Re: Changes to Data.Typeable

11 Jul 2011

      On 08/07/2011 17:36, Gábor Lehel wrote:
...
2011/7/7 Simon Marlow:
...
On 07/07/11 17:14, Gábor Lehel wrote:
...
On Thu, Jul 7, 2011 at 5:44 PM, Simon Marlow    wrote:
...
Hi folks,
In response to this ticket:
http://hackage.haskell.org/trac/ghc/ticket/5275
I'm making some changes to Data.Typeable, some of which affect the API,
so
as per the new library guidelines I'm informing the list.

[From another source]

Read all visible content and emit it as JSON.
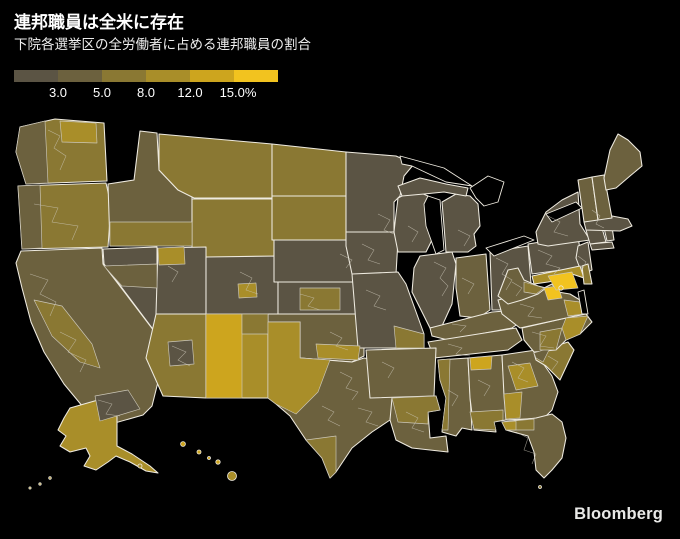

The current implementation of Typeable is based on
mkTyCon :: String ->    TyCon
which internally keeps a table mapping Strings to Ints, so that each
TyCon
can be given a unique Int for fast comparison.  This means the String has
to
be unique across all types in the program.  Currently derived instances
of
typeable use the qualified original name (e.g. "GHC.Types.Int") which is
not
necessarily unique, is non-portable, and exposes implementation details.

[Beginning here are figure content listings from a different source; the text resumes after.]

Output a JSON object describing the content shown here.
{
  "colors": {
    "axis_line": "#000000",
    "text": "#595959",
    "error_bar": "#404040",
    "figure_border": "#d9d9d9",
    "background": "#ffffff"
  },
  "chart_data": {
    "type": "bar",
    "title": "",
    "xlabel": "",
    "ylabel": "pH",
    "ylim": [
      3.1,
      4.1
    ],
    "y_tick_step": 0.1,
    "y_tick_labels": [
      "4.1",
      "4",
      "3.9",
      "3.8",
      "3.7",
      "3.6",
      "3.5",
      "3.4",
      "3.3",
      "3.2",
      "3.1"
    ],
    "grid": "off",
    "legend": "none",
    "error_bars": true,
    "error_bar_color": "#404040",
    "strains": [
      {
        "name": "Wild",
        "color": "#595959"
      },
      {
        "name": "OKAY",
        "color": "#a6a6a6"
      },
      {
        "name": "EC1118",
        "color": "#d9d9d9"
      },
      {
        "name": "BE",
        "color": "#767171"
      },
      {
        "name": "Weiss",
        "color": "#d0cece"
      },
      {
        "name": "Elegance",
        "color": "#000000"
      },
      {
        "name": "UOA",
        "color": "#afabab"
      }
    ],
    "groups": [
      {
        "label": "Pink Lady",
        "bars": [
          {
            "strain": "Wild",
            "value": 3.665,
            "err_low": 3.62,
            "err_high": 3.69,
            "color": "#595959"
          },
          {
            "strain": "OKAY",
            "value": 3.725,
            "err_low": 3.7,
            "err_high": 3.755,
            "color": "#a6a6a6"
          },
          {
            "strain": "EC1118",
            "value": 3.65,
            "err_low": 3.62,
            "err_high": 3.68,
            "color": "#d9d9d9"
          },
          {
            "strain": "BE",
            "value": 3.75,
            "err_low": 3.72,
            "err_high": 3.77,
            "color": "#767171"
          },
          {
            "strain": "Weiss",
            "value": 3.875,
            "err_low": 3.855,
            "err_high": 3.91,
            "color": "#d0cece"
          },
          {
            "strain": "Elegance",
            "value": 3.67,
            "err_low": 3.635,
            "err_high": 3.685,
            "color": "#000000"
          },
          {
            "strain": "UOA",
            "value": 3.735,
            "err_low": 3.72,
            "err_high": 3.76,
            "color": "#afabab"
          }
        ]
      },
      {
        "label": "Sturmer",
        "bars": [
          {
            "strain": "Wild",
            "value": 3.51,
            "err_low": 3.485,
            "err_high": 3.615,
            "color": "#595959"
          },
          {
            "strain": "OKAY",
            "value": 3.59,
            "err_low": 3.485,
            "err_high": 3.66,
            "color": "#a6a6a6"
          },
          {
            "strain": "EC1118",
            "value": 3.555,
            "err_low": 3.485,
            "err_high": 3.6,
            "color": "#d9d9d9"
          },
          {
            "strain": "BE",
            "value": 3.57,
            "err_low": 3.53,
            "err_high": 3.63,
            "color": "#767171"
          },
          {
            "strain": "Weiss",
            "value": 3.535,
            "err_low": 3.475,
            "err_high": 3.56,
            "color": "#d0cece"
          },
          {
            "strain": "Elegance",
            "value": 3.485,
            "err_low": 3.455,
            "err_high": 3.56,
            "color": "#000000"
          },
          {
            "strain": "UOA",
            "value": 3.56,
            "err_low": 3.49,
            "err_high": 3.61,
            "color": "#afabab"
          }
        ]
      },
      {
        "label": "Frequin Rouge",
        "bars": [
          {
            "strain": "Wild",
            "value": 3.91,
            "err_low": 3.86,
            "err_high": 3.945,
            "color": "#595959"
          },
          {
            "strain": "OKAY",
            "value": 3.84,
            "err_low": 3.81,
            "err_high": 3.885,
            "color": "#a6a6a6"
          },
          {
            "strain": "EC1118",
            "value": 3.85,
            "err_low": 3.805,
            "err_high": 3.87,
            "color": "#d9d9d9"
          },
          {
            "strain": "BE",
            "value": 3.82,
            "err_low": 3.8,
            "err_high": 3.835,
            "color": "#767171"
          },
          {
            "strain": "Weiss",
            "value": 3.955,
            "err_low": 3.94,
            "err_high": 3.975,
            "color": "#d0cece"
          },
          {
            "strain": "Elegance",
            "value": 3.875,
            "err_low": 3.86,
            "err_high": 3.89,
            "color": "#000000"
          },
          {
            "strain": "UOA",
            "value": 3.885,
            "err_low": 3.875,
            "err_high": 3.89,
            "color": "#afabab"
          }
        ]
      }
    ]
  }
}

The String passed to mkTyCon is returned by
tyConString :: TyCon ->    String
which lets the user get at this non-portable representation (also the
Show
instance returns this String).
So the new proposal is to store three Strings in TyCon.  The internal
representation is this:
data TyCon = TyCon {
   tyConHash    :: {-# UNPACK #-} !Fingerprint,
   tyConPackage :: String,
   tyConModule  :: String,
   tyConName    :: String
  }
the fields of this type are not exposed externally.  Together the three
fields tyConPackage, tyConModule and tyConName uniquely identify a TyCon,
and the Fingerprint is a hash of the concatenation of these three Strings
(so no more internal cache to map strings to unique Ids). tyConString now
returns the value of tyConName only.
I've measured the performance impact of this change, and as far as I can
tell performance is uniformly better.  This should improve things for SYB
in
particular.  Also, the size of the code generated for deriving Typeable
is
less than half as much as before.
=== Proposed API changes ===
1. DEPRECATE mkTyCon
mkTyCon is used by some hand-written instances of Typeable.  It
   will work as before, but is deprecated in favour of...
2. Add
mkTyCon3 :: String ->    String ->    String ->    TyCon
which takes the package, module, and name of the TyCon respectively.

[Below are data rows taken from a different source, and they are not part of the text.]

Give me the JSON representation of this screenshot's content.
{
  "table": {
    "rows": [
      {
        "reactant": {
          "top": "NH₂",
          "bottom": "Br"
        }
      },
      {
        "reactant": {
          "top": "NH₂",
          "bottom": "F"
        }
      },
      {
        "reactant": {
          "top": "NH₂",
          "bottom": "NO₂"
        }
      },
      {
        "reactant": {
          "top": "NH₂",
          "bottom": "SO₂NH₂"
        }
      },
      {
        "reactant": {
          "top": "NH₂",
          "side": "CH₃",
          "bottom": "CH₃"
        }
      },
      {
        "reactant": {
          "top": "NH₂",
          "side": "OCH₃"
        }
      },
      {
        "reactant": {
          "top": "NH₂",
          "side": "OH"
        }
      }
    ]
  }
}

   Most users can just derive Typeable, there's no need to use mkTyCon3.
In due course we can rename mkTyCon3 back to mkTyCon.
Any comments?
Cheers,
        Simon
Would this also mean typeRepKey could be taken out of the IO monad?
That would be nice.
Ah yes, I forgot to mention the changes to typeRepKey.  So currently we have
typeRepKey :: TypeRep ->  IO Int
this API is difficult to support in the new library, I'd have to reintroduce
the cache, and it wouldn't be very efficient.  I plan to change it to this:
data TypeRepKey -- abstract, instance of Eq, Ord
  typeRepKey :: TypeRep ->  IO TypeRepKey
where TypeRepKey is a newtype of the internal Fingerprint.  Now, we could
take typeRepKey out of IO, but the Ord instance of TypeRepKey is
implementation-defined (it provides some total order, but we don't tell you
what it is).  So arguably we should keep the IO.  What do people think?
Would the order be allowed to vary from run to run of the program
(which is why it's in IO now)? Could it be specified as
implementation-defined but non-varying? If so, I would favor that
option along with taking it out of IO. (Plenty of things are
implementation-defined, like the size of an Int.)
Yes, it's implementation-defined but non-varying.  I know some people 
have objected to these things being outside the IO monad before, but 
there is already plenty of precedent (System.Info.os, size of Int, 
isIEEE...).

However, if we take it out of IO then it may limit the possible 
implementations.  Would the previous implementation, in which keys were 
assigned at runtime, still be valid?  It is still implementation-defined 
and non-varying, but only over a single run.
...
Albeit, the use case I had in mind was using Template Haskell to
construct a case statement over the literal Int values of the keys as
determined at compile time (hopefully compiling down to something like
a C switch statement), and I'm not sure if that's going to work if the
keys are no longer Ints. (That it wouldn't compile down to a switch
statement is one thing, but I'm not sure if the code would literally
be possible to write. Maybe it'd need a Lift instance?) Anyway, I
don't think it would hurt to take it out of IO if given the
opportunity, either way.
The keys are 128-bit hashes, so it might still be possible to do 
something like this, but you would need access to the internal 
representations.  I'm planning to expose these via 
Data.Typeable.Internal (no guarantees about stability of this API, however).

Cheers,
	Simon